We have also seen some limited packaging novelties focusing on improving convenience. These include Madmeals’ MadSnax apple sauce pouches, available in the USA, which are on-the-go, “spoon-free” snack foods packaged in a flexible pouch with a resealable cap, making the dessert perfect for lunches, picnics and travel.

Product launches by company/brand
On a global level, important players in this market include Kraft (with brands such as Jell-O and Handi-Snacks) and Unilever (with a host of brands including Alsa, Mondamin, Knorr and Ambrosia). Nestlé also has several brands in this market, including Rowntree’s (jelly), Maggi (semolina puddings) and Mont Blanc (canned cream desserts).

ConAgra and Cadbury Schweppes are both active in the North American market, the former with brands such as Hershey’s (Portable Pudding) and Hunt’s (Squeeze ‘n Go and Snack Packs), and Cadbury via its Mott’s subsidiary (apple sauce). Dr Oetker is especially active in the dessert mixes segment in Europe. Major companies in Japan include House Foods, Hagoromo and Tarami.

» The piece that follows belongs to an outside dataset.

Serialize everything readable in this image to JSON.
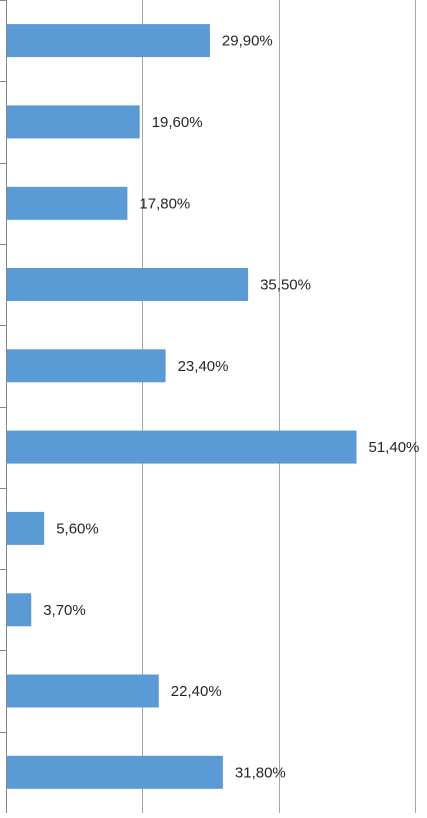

If left in its current state, the shelf-stable desserts market will find it more and more difficult to compete with products in the chilled and frozen sector. However, certain steps can be taken to minimise any further decline, and Mintel expects to see developments including a revival of interest in traditional puddings such as custard-based desserts and steamed puddings. More products will emphasise their natural advantages over chilled and frozen lines, with taglines such as “smart enough to eat anywhere” and “no fridge needed”.

Convenience will continue to be a strong theme, focusing on no-mess, in-bowl preparation in the microwave, and ready-to-eat presentations. Mintel also forecasts that children’s products and snack-oriented lines in particular will focus on novel packaging concepts, especially tubes and pouches.